2013 Oscar-Nominated Animated Shorts, by Sarah Brinks
Film making, more then anything else, is story telling. In feature length films filmmakers have ninety minutes or more to tell a complete story. What is fascinating and truly masterful about short films are they tell a complete story in less then a third of that time but it is distilled down to its most essential parts. Some short filmmakers limit themselves even further by telling their stories with no dialogue, as is the case with two of this year’s nominees. If you are lucky enough to live somewhere that has a theater that shows the Oscar nominated shorts I highly recommend you check them out. This years submissions are all beautiful, very different, and poignant in their own way.
For any kid who had a hard time giving up their toys for a garage sale because they thought it would hurt the toys’ feeling, you will likely feel vindicated by the Japanese short film “Possessions.” According to the opening scroll, in Japan there is a belief that after one hundred years tools and instruments become possessed and sentient; those objects are called tsukumogmi. A Japanese “fix-it” man is walking through a rainy wood when he happens upon a run-down shed. He enters to seek shelter from the rain. Once inside the shed changes and he must fix items like umbrellas and kimonos that have been tattered and forgotten. The man learns to honor the past and save what he can. I am a bit of a pack rat in my day to day life and assign emotional weigh to objects, so I really connected to the idea of tsukumogmi. It is beautifully animated and a fun story.

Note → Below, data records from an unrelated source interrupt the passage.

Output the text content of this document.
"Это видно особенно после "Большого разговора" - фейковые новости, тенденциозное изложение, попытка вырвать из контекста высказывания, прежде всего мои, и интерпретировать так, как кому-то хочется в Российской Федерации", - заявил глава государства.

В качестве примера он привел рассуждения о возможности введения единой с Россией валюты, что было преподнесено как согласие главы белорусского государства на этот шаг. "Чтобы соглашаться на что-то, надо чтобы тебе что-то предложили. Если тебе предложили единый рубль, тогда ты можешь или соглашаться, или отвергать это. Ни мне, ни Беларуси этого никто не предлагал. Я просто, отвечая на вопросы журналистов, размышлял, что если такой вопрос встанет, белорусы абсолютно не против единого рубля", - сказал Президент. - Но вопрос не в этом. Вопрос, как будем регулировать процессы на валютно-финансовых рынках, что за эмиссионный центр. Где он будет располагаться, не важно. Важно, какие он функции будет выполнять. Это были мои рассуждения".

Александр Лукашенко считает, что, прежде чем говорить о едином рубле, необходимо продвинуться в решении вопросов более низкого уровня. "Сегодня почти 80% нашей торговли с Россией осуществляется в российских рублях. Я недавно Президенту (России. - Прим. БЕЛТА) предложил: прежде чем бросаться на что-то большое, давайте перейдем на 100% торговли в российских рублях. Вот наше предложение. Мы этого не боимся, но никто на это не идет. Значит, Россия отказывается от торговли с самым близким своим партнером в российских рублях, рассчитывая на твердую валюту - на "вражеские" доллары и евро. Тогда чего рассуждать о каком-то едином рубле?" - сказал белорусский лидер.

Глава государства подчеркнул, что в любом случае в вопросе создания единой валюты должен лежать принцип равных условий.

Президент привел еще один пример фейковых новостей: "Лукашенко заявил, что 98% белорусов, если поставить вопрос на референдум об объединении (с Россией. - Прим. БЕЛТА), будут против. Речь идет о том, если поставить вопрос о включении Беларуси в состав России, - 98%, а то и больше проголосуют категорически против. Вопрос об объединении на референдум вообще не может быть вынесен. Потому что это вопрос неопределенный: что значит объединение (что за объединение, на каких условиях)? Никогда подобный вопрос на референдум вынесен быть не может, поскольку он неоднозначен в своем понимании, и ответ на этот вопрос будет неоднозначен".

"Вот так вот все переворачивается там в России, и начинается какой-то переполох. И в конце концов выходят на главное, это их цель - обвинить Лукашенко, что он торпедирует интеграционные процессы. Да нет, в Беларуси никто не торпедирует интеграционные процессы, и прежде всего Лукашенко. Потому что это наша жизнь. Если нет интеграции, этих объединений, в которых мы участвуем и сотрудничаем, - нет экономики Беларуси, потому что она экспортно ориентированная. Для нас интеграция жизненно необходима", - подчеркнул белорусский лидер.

“Feral” is in my opinion the most beautifully drawn/animated of the nominees. It is about a little boy found naked and alone in the woods who is taken in by a hunter. The hunter brings him to the city and feeds, washes, and clothes the little boy and even enrolls him in school. The little boy struggles to fit in and find his place among his own people. With the exception of breathing and children’s laughter, “Feral” is silent. It has beautiful score that accompanies it and adds a nice sense of emotional heft to the thirteen minute film. “Feral” uses disjointed imagery to show the boy’s emotional state. “Feral” tells many “fish out of water” stories while also telling the feral little boy’s story. Animator Daniel Sousa says that he uses a painter’s perspective when making films; his perspective is both dark and beautiful just like “Feral.”
“Mr Hublot” is set in a steampunk world where everything, even the flowers, are part mechanical. Mr. Hublot is a hermit with OCD. One day he sees a robot dog outside which is clearly abandoned and living on the street below his apartment. When he thinks the dog is in real danger he overcomes his OCD and agoraphobia and runs out to save him. It is a classic tale of human-thinks-he-is-saving-
Get a Horse!
“Get a Horse!” is Disney’s contribution to the shorts this year. “Get a Horse!” is a salute to the first days of animation while celebrating where it is today. “Get a Horse!” starts in the style of “Steamboat Willie” and then transitions to a blend of modern, computer generated animation and old, hand drawn animation. I’m afraid I’m not enough of an animation historian to use proper jargon but I think you get what I mean. “Get a Horse!” is the shortest submission at just six minutes. I think my biggest complaint about it is that it is a little mean spirited at the end towards Peg Leg Pete. I know it is a cartoon and violence in cartoons is meant to be absurd and funny but it felt a little vindictive after a while. Maybe I’m becoming too sensitive a viewer, but it is honestly how I felt. I did like “Get a Horse!,” though; it was nice to see the old style animation, mashed-up with the modern style.
Room on the Broom
“Room on the Broom” is the longest submission of the shorts at twenty-five minutes. It is about a kind-hearted witch who invites different animals to ride on her broom. It reminded me of a children’s book or bedtime story. What I mean is it is a charming story about acceptance, friendship, and teamwork. It is narrated by Simon Pegg and is all told in rhyming couplets. There are many other famous voices including Sally Hawkins, Robert Brydon, and Gillian Anderson. The film is animated to look like a drawn version of clay-mation and it is lovely to watch. The story and the animation are simple but the message it tells is a complicated and important one.
Each of the five short films nominated for this year in the Animated Shorts category are wildly different. They are all wonderful and charming. The Disney submission has been a shoo-in in the past but this year it has some stiff competition. Any of the films deserve to win and they certainly deserve to be seen by you.